Knowing nothing about Bolton’s background, training and plans as National Security Adviser, Carter finds himself a stooge of the anti-Trump media. “I have been concerned at some of the things he’s decided. I think his last choice for national security adviser was very ill-advised. I think John Bolton has been the worst mistake he’s made,” Carter told CBS News. Bolton hasn’t started his job, let alone shared the advice he’d give to President Trump. But one area where Bolton and Carter disagree most is on Israel. Bolton understood firsthand the national security value of Israel in a post Sept. 11 world. Carter had no problem embracing the terrorist policies of Palestine Liberation Organization [PLO] founder Yasser Arafat. Carter agreed with Arafat that Palestinians had a right to use terror as a legitimate tactic of resistance against what they regarded as Israeli occupation of Palestinian lands.
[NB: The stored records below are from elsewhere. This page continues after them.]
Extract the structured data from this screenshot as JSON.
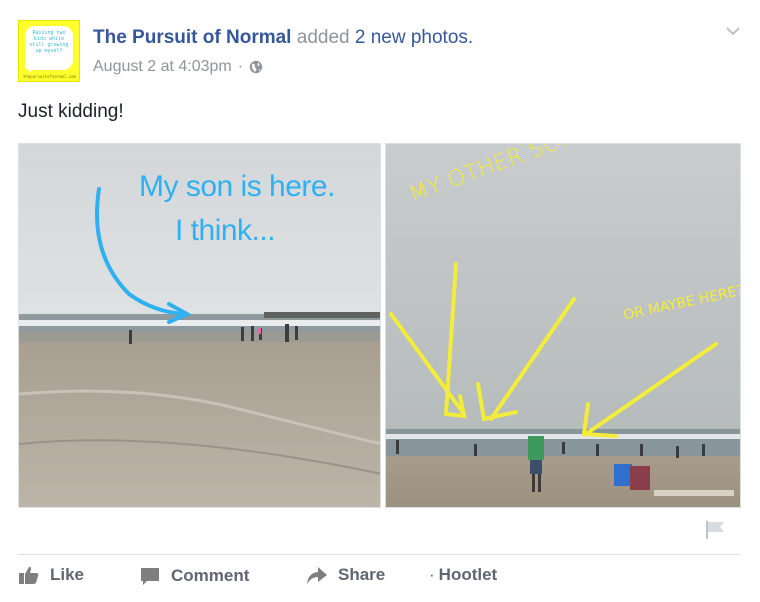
{
  "post": {
    "page_name": "The Pursuit of Normal",
    "verb": "added",
    "photo_count_text": "2 new photos.",
    "timestamp": "August 2 at 4:03pm",
    "separator": "·",
    "text": "Just kidding!",
    "avatar": {
      "text": "Raising two kids while still growing up myself",
      "site": "thepursuitofnormal.com",
      "background": "#ffff2e"
    }
  },
  "photos": {
    "left": {
      "caption_line1": "My son is here.",
      "caption_line2": "I think...",
      "caption_color": "#2fb0f0"
    },
    "right": {
      "caption_main": "MY OTHER SON IS HERE",
      "caption_secondary": "OR MAYBE HERE?",
      "caption_color": "#f2ec3a"
    }
  },
  "actions": {
    "like": "Like",
    "comment": "Comment",
    "share": "Share",
    "hootlet": "Hootlet",
    "hootlet_prefix": "·"
  },
  "colors": {
    "link": "#365899",
    "muted": "#90949c",
    "action_text": "#616770",
    "divider": "#dddfe2"
  },
  "icons": [
    "globe-icon",
    "chevron-down-icon",
    "like-icon",
    "comment-icon",
    "share-icon",
    "flag-icon"
  ]
}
Carter’s claim-to-fame was the 1979 Camp David Accords, pressuring Israel to give back the Sinai Peninsula in exchange for a peace treaty with Egypt. Carter made zero progress on reconciling differences with Israel and the PLO. Yet Carter wrote his Sept. 18, 2007 anti-Semitic diatribe, “Palestine: Peace not Apartheid.” Eight years after Sept. 11, where Carter watched Palestinians dance-in-the-streets celebrating Osama bin Laden’s attack on the World Trade Center and Pentagon, Carter doesn’t comprehend the geo-political significance of Israel in the U.S. war on terror. Only after George W. Bush became president, did his foreign policy team figure out that Arafat was a terrorist by anyone’s definition. Yet Carter’s 2007 book tried to tar-and-feather Israel for practicing apartheid, the only democratic state in the Middle East. Carter has no criticism for other repressive Arab Mideast states.
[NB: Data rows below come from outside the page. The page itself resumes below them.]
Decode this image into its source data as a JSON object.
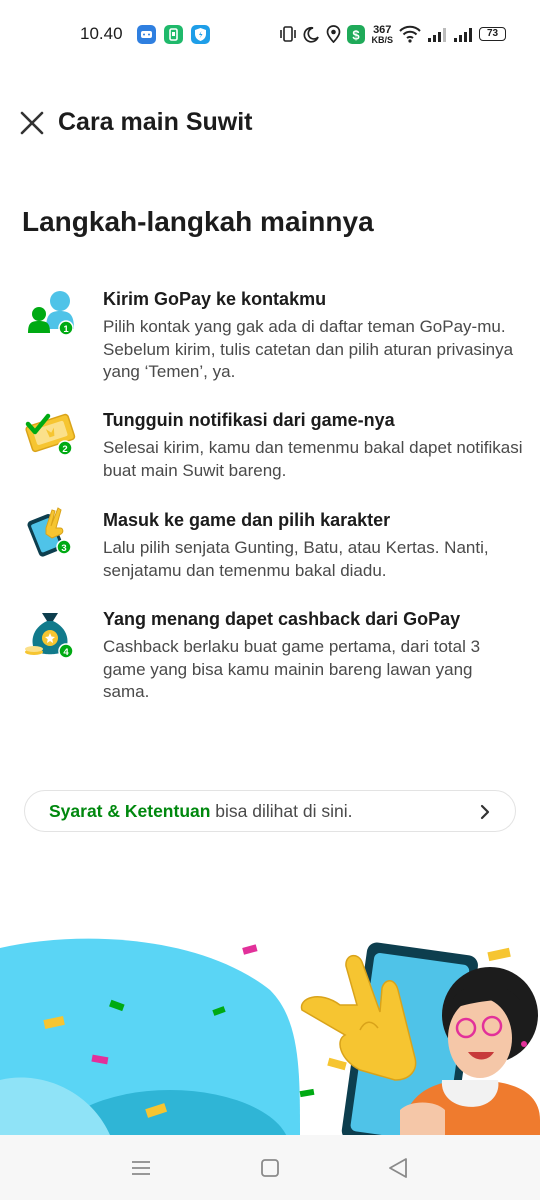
{
  "status_bar": {
    "time": "10.40",
    "network_speed_value": "367",
    "network_speed_unit": "KB/S",
    "battery_level": "73",
    "app_icons": [
      "bluetooth-app-icon",
      "phone-app-icon",
      "shield-app-icon"
    ],
    "system_icons": [
      "vibrate-icon",
      "do-not-disturb-icon",
      "location-icon",
      "money-app-icon",
      "wifi-icon",
      "signal-icon",
      "signal-icon-2",
      "battery-icon"
    ]
  },
  "header": {
    "title": "Cara main Suwit"
  },
  "section_title": "Langkah-langkah mainnya",
  "steps": [
    {
      "title": "Kirim GoPay ke kontakmu",
      "description": "Pilih kontak yang gak ada di daftar teman GoPay-mu. Sebelum kirim, tulis catetan dan pilih aturan privasinya yang ‘Temen’, ya.",
      "number": "1",
      "icon": "contacts-icon"
    },
    {
      "title": "Tungguin notifikasi dari game-nya",
      "description": "Selesai kirim, kamu dan temenmu bakal dapet notifikasi buat main Suwit bareng.",
      "number": "2",
      "icon": "ticket-icon"
    },
    {
      "title": "Masuk ke game dan pilih karakter",
      "description": "Lalu pilih senjata Gunting, Batu, atau Kertas. Nanti, senjatamu dan temenmu bakal diadu.",
      "number": "3",
      "icon": "phone-hand-icon"
    },
    {
      "title": "Yang menang dapet cashback dari GoPay",
      "description": "Cashback berlaku buat game pertama, dari total 3 game yang bisa kamu mainin bareng lawan yang sama.",
      "number": "4",
      "icon": "money-bag-icon"
    }
  ],
  "terms": {
    "link_text": "Syarat & Ketentuan",
    "rest_text": " bisa dilihat di sini."
  },
  "colors": {
    "brand_green": "#00880e",
    "badge_green": "#00aa13",
    "illustration_blue": "#5ad5f5",
    "nav_bar": "#f7f7f7"
  }
}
Carter knows that as national security adviser, Bolton won’t set U.S. foreign or defense policy. That task is left to Trump’s Secretary of State and Defense Secretary to advise the president on matters of foreign policy and defense. National Security advisers have limited roles, unless given expanded portfolios like Nixon’s National Security Adviser Henry Kissinger or former President Obama’s National Security Adviser Susan Rice. Under Obama, Rice was given the job of “unmasking” Trump campaign officials to help Hillary get elected president. Never before has any National Security Adviser used the nation’s national security apparatus, including the Foreign Intelligence Surveillance Act [FISA] Court, to wiretap political opponents. Bolton won’t be doing anything close to what Rice did under Obama. Carter’s attack on Bolton shows he’s way over his head opining at age 93.
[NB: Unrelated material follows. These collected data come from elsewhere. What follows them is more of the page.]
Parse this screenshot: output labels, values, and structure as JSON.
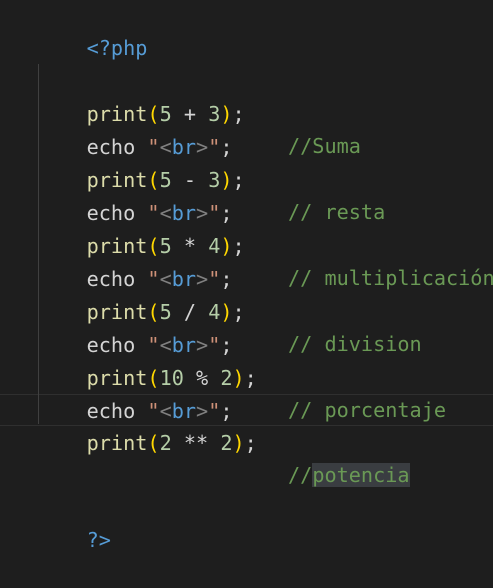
{
  "code": {
    "open_tag": "<?php",
    "close_tag": "?>",
    "echo_line": {
      "keyword": "echo",
      "quote_open": "\"",
      "lt": "<",
      "tag": "br",
      "gt": ">",
      "quote_close": "\"",
      "semi": ";"
    },
    "print_lines": [
      {
        "fn": "print",
        "a": "5",
        "op": "+",
        "b": "3",
        "comment": "//Suma"
      },
      {
        "fn": "print",
        "a": "5",
        "op": "-",
        "b": "3",
        "comment": "// resta"
      },
      {
        "fn": "print",
        "a": "5",
        "op": "*",
        "b": "4",
        "comment": "// multiplicación"
      },
      {
        "fn": "print",
        "a": "5",
        "op": "/",
        "b": "4",
        "comment": "// division"
      },
      {
        "fn": "print",
        "a": "10",
        "op": "%",
        "b": "2",
        "comment": "// porcentaje"
      },
      {
        "fn": "print",
        "a": "2",
        "op": "**",
        "b": "2",
        "comment_prefix": "//",
        "comment_selected": "potencia"
      }
    ]
  },
  "colors": {
    "background": "#1e1e1e",
    "keyword_tag": "#569cd6",
    "function": "#dcdcaa",
    "bracket": "#ffd700",
    "number": "#b5cea8",
    "string": "#ce9178",
    "comment": "#6a9955",
    "selection": "#3a3d41"
  }
}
Carter’s the last one to advise Trump on Cabinet or other appointments, given his track record on domestic and foreign policy. By the time he left office Jan. 20, 1981, U.S. foreign and domestic policy was in shambles. It wasn’t until Reagan took his oath, that 52 U.S. hostages lifted off from Tehran to Germany. Iran’s Ayatollah Ruhollah Khamenei wanted no part of a confrontation with Reagan, having played Carter for a fool during the Iran Hostage Crisis. Like Regan’s foreign policy team, that included Bolton, Trump’s trying to repeat Reagan’s mantra of “peace-through-strength.” Carter’s weakness as a leader led U.S. adversaries to take advantage. Now that the U.S. faces an implacable nuclear threat from North Korea, Trump needs the toughest foreign policy team possible to force Kim to disarm. Carter has his opinions but he should show more presidential restraint.